そして、ルシンダはようやく自分の元の生活を取り戻せる。
朝から晩まで、週六日、畑で花を摘む呪われた日々。
ただ屋根のある場所と、温かい水を得るためだけに。
ただ、生き延びるためだけに。
「本当に、よろしいのですか?」孤児院のマザーが、新生児を受け取りながらたずねた。
男の子は、生まれてまだ一日しか経っていなかった。
「もし気が変わっても、他の家族に引き取られてしまえば、もう取り戻せません。」
「間違いないわ。」ルシンダは冷たく答え、背を向けてその場を後にした。
肩の荷がすっと下りたようだった。
一歩一歩進むたびに、心が軽くなっていく。
彼女は坂道を下り、姉の家を目指して歩いた。
二階建ての木骨造の家は、高台の良い地区に建っていた。
そこからは、ニューシティの街並みを見下ろせた。
手入れされた庭は、義兄の収入の良さを物語っていた。
疲れた体を引きずるようにして、ルシンダは鉄のバラのアーチをくぐり、赤い扉の前でノックした。

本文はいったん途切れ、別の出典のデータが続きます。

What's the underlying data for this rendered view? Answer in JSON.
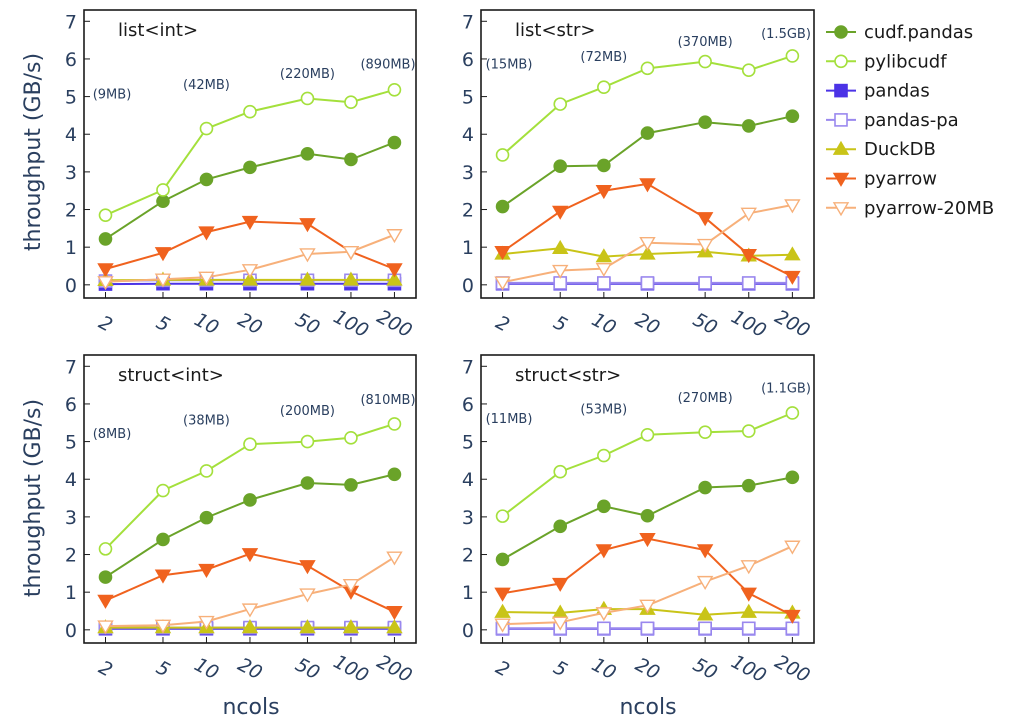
{
  "chart_data": {
    "type": "line",
    "y_axis_title": "throughput (GB/s)",
    "x_axis_title": "ncols",
    "x": [
      2,
      5,
      10,
      20,
      50,
      100,
      200
    ],
    "x_tick_labels": [
      "2",
      "5",
      "10",
      "20",
      "50",
      "100",
      "200"
    ],
    "yticks": [
      0,
      1,
      2,
      3,
      4,
      5,
      6,
      7
    ],
    "ylim": [
      -0.35,
      7.3
    ],
    "legend": [
      {
        "name": "cudf.pandas",
        "color": "#6aa329",
        "marker": "filled-circle"
      },
      {
        "name": "pylibcudf",
        "color": "#a4e03c",
        "marker": "open-circle"
      },
      {
        "name": "pandas",
        "color": "#4b33e6",
        "marker": "filled-square"
      },
      {
        "name": "pandas-pa",
        "color": "#9a88ee",
        "marker": "open-square"
      },
      {
        "name": "DuckDB",
        "color": "#c9c418",
        "marker": "filled-triangle-up"
      },
      {
        "name": "pyarrow",
        "color": "#f0621e",
        "marker": "filled-triangle-down"
      },
      {
        "name": "pyarrow-20MB",
        "color": "#f7b07a",
        "marker": "open-triangle-down"
      }
    ],
    "panels": [
      {
        "title": "list<int>",
        "annotations": [
          {
            "x": 2,
            "y": 4.95,
            "text": "(9MB)"
          },
          {
            "x": 10,
            "y": 5.2,
            "text": "(42MB)"
          },
          {
            "x": 50,
            "y": 5.5,
            "text": "(220MB)"
          },
          {
            "x": 200,
            "y": 5.75,
            "text": "(890MB)"
          }
        ],
        "series": [
          {
            "name": "cudf.pandas",
            "values": [
              1.22,
              2.22,
              2.8,
              3.12,
              3.48,
              3.33,
              3.78
            ]
          },
          {
            "name": "pylibcudf",
            "values": [
              1.85,
              2.52,
              4.15,
              4.6,
              4.95,
              4.85,
              5.18
            ]
          },
          {
            "name": "pandas",
            "values": [
              0.02,
              0.03,
              0.03,
              0.03,
              0.03,
              0.03,
              0.03
            ]
          },
          {
            "name": "pandas-pa",
            "values": [
              0.1,
              0.12,
              0.12,
              0.12,
              0.12,
              0.12,
              0.12
            ]
          },
          {
            "name": "DuckDB",
            "values": [
              0.12,
              0.13,
              0.13,
              0.13,
              0.13,
              0.13,
              0.13
            ]
          },
          {
            "name": "pyarrow",
            "values": [
              0.42,
              0.85,
              1.4,
              1.68,
              1.62,
              0.88,
              0.42
            ]
          },
          {
            "name": "pyarrow-20MB",
            "values": [
              0.08,
              0.15,
              0.2,
              0.4,
              0.82,
              0.88,
              1.33
            ]
          }
        ]
      },
      {
        "title": "list<str>",
        "annotations": [
          {
            "x": 2,
            "y": 5.75,
            "text": "(15MB)"
          },
          {
            "x": 10,
            "y": 5.95,
            "text": "(72MB)"
          },
          {
            "x": 50,
            "y": 6.35,
            "text": "(370MB)"
          },
          {
            "x": 200,
            "y": 6.55,
            "text": "(1.5GB)"
          }
        ],
        "series": [
          {
            "name": "cudf.pandas",
            "values": [
              2.08,
              3.15,
              3.17,
              4.03,
              4.32,
              4.22,
              4.48
            ]
          },
          {
            "name": "pylibcudf",
            "values": [
              3.45,
              4.8,
              5.25,
              5.75,
              5.93,
              5.7,
              6.08
            ]
          },
          {
            "name": "pandas",
            "values": [
              0.03,
              0.03,
              0.03,
              0.03,
              0.03,
              0.03,
              0.03
            ]
          },
          {
            "name": "pandas-pa",
            "values": [
              0.05,
              0.05,
              0.05,
              0.05,
              0.05,
              0.05,
              0.05
            ]
          },
          {
            "name": "DuckDB",
            "values": [
              0.82,
              0.97,
              0.75,
              0.82,
              0.88,
              0.77,
              0.8
            ]
          },
          {
            "name": "pyarrow",
            "values": [
              0.88,
              1.95,
              2.5,
              2.68,
              1.78,
              0.8,
              0.22
            ]
          },
          {
            "name": "pyarrow-20MB",
            "values": [
              0.07,
              0.38,
              0.43,
              1.12,
              1.07,
              1.9,
              2.12
            ]
          }
        ]
      },
      {
        "title": "struct<int>",
        "annotations": [
          {
            "x": 2,
            "y": 5.1,
            "text": "(8MB)"
          },
          {
            "x": 10,
            "y": 5.45,
            "text": "(38MB)"
          },
          {
            "x": 50,
            "y": 5.7,
            "text": "(200MB)"
          },
          {
            "x": 200,
            "y": 6.0,
            "text": "(810MB)"
          }
        ],
        "series": [
          {
            "name": "cudf.pandas",
            "values": [
              1.4,
              2.4,
              2.98,
              3.45,
              3.9,
              3.85,
              4.13
            ]
          },
          {
            "name": "pylibcudf",
            "values": [
              2.15,
              3.7,
              4.22,
              4.93,
              5.0,
              5.1,
              5.47
            ]
          },
          {
            "name": "pandas",
            "values": [
              0.03,
              0.03,
              0.03,
              0.03,
              0.03,
              0.03,
              0.03
            ]
          },
          {
            "name": "pandas-pa",
            "values": [
              0.06,
              0.06,
              0.06,
              0.06,
              0.06,
              0.06,
              0.06
            ]
          },
          {
            "name": "DuckDB",
            "values": [
              0.06,
              0.06,
              0.06,
              0.06,
              0.06,
              0.06,
              0.06
            ]
          },
          {
            "name": "pyarrow",
            "values": [
              0.78,
              1.45,
              1.6,
              2.02,
              1.7,
              1.02,
              0.48
            ]
          },
          {
            "name": "pyarrow-20MB",
            "values": [
              0.1,
              0.12,
              0.22,
              0.55,
              0.95,
              1.2,
              1.93
            ]
          }
        ]
      },
      {
        "title": "struct<str>",
        "annotations": [
          {
            "x": 2,
            "y": 5.5,
            "text": "(11MB)"
          },
          {
            "x": 10,
            "y": 5.75,
            "text": "(53MB)"
          },
          {
            "x": 50,
            "y": 6.05,
            "text": "(270MB)"
          },
          {
            "x": 200,
            "y": 6.3,
            "text": "(1.1GB)"
          }
        ],
        "series": [
          {
            "name": "cudf.pandas",
            "values": [
              1.87,
              2.75,
              3.28,
              3.03,
              3.78,
              3.83,
              4.05
            ]
          },
          {
            "name": "pylibcudf",
            "values": [
              3.02,
              4.2,
              4.63,
              5.18,
              5.25,
              5.28,
              5.76
            ]
          },
          {
            "name": "pandas",
            "values": [
              0.03,
              0.03,
              0.03,
              0.03,
              0.03,
              0.03,
              0.03
            ]
          },
          {
            "name": "pandas-pa",
            "values": [
              0.04,
              0.04,
              0.04,
              0.04,
              0.04,
              0.04,
              0.04
            ]
          },
          {
            "name": "DuckDB",
            "values": [
              0.47,
              0.45,
              0.55,
              0.55,
              0.4,
              0.47,
              0.45
            ]
          },
          {
            "name": "pyarrow",
            "values": [
              0.97,
              1.23,
              2.12,
              2.42,
              2.12,
              0.97,
              0.38
            ]
          },
          {
            "name": "pyarrow-20MB",
            "values": [
              0.15,
              0.2,
              0.45,
              0.65,
              1.28,
              1.7,
              2.22
            ]
          }
        ]
      }
    ]
  }
}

手には、街の露店で買った安物のマリーゴールドクッキーの箱。
出産の疲労がまだ全身に残っていた。
休まなければならなかった。
この状態では、花の農場へ戻る旅にはとても耐えられそうになかった。
キーッと音を立てて、赤い扉が開いた。
「大丈夫だったの?」姉が心配そうに出迎えた。そのアクアマリンの瞳は、まるで自分の子を手放したかのように潤んでいた。
リビングからは三つ子たちの甘えた声が聞こえていた。
「最悪よ。」ルシンダは正直に答え、クッキーの箱を手渡した。今は何よりも、睡眠と痛み止めが必要だった。
姉は優しく、ルシンダの腕に触れた。「最近、小さなアパートを買ったの。そこなら、家賃も安いし住めると思う。福祉の支援があれば、数年は働かなくても大丈夫だと思う。」
「ジャーメイン。」ルシンダは首を回し、天井を見上げるように言った。「私があの子を育てたくないのは、わかってるでしょ。だって……」
「……私生児でしょ?わかってるわよ。でも、あの子は子供よ。あなたの子よ!」姉は腰に手を当て、まっすぐに言った。「父親の罪を、その子に背負わせないで!」
ルシンダは姉を押しのけて、家の中へ入っていった。「みんなが、魔法使いと結婚できるわけじゃないのよ。」階段を上りながら、途中で足を止め、姉に冷ややかな視線を送った。「だから、私のことを勝手に判断しないで。私の靴で歩いたこともないくせに。」
姉は言葉を失ったまま、廊下に取り残された。
ルシンダはそのまま、二階の客間に閉じこもった。
疲れていた。
とにかく、疲れきっていた。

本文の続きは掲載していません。